Tahoe governing agency mulls housing/lodging policy revision | SierraSun.com

Tahoe governing agency mulls housing/lodging policy revision

Sebastian Foltz
The Falcon Lodge property is seen off Highway 28 in Kings Beach in 2014. Some say current TRPA polcies regarding Tourism Accommodation Units and other commodities could artificially inflate values for old properties like motels.
File photo |

SOUTH LAKE TAHOE, Calif. — When it was created, the Tahoe Regional Planning Agency’s commodities system was designed to limit growth and overdevelopment in the Tahoe Basin.

The main goal was to cap hotel, residential and commercial unit projects to protect the region.

Now it’s a policy that many tourism and business stakeholders say is outdated, limiting redevelopment, revitalization and environmental improvement.

“We have essentially created an economic commodity system that is nonexistent in other communities,” said Lake Tahoe South Shore Chamber of Commerce president Betty “B” Gorman. “It has sometimes resulted in sellers being unwilling to sell, as they’ve operated under the belief that they would hit a windfall at some unknown future time because of commodities.”

The group found that most respondents stressed a need for review as one of the primary themes. The group also established that the current system is not well understood.

In turn, Gorman said, it also keeps prospective developers from taking on redevelopment projects.

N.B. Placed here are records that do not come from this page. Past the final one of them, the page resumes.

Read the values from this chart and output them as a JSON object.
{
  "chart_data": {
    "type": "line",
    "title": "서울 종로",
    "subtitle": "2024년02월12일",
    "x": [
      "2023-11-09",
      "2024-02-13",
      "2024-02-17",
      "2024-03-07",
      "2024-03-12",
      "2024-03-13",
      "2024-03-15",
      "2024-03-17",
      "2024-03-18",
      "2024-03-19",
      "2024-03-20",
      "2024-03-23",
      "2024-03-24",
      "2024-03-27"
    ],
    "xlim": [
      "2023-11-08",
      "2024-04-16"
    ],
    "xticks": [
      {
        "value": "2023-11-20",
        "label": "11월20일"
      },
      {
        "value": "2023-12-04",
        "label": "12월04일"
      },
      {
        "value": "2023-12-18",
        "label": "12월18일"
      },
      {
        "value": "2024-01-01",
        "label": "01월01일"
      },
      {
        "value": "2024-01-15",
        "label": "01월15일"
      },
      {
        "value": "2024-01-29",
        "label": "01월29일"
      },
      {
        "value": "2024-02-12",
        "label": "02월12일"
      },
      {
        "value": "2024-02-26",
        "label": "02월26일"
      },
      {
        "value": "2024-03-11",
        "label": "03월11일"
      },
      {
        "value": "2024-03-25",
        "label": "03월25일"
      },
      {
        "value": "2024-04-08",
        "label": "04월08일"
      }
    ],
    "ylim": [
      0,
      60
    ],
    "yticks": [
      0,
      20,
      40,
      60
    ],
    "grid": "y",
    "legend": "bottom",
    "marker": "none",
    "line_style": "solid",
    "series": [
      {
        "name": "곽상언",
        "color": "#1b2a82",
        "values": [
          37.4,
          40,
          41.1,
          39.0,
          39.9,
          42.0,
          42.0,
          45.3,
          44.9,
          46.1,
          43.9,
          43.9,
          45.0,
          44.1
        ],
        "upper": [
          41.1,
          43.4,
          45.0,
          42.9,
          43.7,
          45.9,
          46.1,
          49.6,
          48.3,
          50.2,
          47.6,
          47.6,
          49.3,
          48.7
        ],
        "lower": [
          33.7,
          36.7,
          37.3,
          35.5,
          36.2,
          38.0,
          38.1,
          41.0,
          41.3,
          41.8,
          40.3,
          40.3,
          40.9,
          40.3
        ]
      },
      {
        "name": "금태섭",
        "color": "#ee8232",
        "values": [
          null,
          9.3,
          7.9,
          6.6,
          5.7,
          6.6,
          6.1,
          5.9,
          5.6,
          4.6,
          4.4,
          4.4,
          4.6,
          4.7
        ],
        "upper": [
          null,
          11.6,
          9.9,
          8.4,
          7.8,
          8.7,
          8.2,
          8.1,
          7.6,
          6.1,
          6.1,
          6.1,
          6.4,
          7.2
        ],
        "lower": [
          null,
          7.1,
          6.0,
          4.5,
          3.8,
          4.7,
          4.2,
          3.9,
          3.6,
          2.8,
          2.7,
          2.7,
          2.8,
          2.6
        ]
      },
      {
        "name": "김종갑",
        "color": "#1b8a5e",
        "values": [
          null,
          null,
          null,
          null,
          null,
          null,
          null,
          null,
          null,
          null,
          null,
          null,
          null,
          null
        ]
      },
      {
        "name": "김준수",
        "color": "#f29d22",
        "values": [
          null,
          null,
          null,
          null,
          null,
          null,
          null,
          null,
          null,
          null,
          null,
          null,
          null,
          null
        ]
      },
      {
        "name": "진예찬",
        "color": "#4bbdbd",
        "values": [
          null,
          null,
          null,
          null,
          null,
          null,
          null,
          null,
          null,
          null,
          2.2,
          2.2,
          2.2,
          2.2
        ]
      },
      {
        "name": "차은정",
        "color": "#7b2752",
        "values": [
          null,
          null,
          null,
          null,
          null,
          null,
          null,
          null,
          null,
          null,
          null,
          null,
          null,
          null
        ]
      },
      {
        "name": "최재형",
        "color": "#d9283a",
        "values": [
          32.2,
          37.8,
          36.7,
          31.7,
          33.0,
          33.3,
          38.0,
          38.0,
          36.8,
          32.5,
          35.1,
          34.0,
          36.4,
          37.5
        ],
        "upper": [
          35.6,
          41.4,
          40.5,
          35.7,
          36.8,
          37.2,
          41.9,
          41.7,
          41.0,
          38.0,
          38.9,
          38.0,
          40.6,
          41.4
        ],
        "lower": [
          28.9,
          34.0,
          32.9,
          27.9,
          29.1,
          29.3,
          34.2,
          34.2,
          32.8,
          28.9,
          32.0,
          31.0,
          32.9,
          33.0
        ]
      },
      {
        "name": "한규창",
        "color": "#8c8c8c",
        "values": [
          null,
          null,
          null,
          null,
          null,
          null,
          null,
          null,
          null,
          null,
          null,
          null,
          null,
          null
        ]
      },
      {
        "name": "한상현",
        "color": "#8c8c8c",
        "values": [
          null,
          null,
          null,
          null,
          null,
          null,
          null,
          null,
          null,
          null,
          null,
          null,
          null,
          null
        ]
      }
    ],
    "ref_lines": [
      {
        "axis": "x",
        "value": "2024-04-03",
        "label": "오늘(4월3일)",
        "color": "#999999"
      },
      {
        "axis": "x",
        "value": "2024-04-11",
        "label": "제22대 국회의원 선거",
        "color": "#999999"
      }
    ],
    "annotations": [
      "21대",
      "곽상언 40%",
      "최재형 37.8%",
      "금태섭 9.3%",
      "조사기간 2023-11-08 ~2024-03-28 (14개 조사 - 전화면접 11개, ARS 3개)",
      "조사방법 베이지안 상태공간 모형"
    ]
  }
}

Tourism industry analyst and Tahoe-based consultant Carl Ribaudo, of SMG Consulting, further explained that some believe the limited number of Tourism Accommodation Units, or TAUs, artificially inflates values for old properties like motels.

“They add so much cost to dissuade people from investing,” he said. “The TAUs have become an obstacle to change.”

It’s a concern the TRPA has begun to review through its 10 strategic initiatives to be assessed in the coming year. A thorough review of the commodities system is part of that plan.

“The goal is to really take a long, hard look at this system and see what’s working and what is not,” TRPA spokesman Tom Lotshaw said. As to a timeline, Lotshaw added, “It’s not going to be an overnight thing.”

The group has already begun a short-term pilot program for exchanging commodity units, but a full revision of policy was described as a multi-year strategic initiative.

An update was presented to the organization’s planning commission earlier this month. The TRPA committee that presented listed five themes the group established based on interviews with relevant community stakeholders.

The group found that most respondents stressed a need for review as one of the primary themes. The group also established that the current system is not well understood. Findings determined that there is a belief that the system does not support redevelopment. Commodities are believed to be constrained and that they contribute to housing problems.

“There’s a definite need,” TRPA senior planner Jennifer Cannon said, describing the potential for policy revision. “It’s a need we have been aware of for a while.”

Lotshaw added, “It’s a system that hasn’t been fully updated in a long time.”

The level of overhaul — from simple to comprehensive — remains to be seen.

Findings will be presented to the TRPA’s governing board at an upcoming meeting.

Speaking to the need, Gorman said, “The business/tourism community is hopeful that some sort of contemporary revisions to this outdated system can be developed.”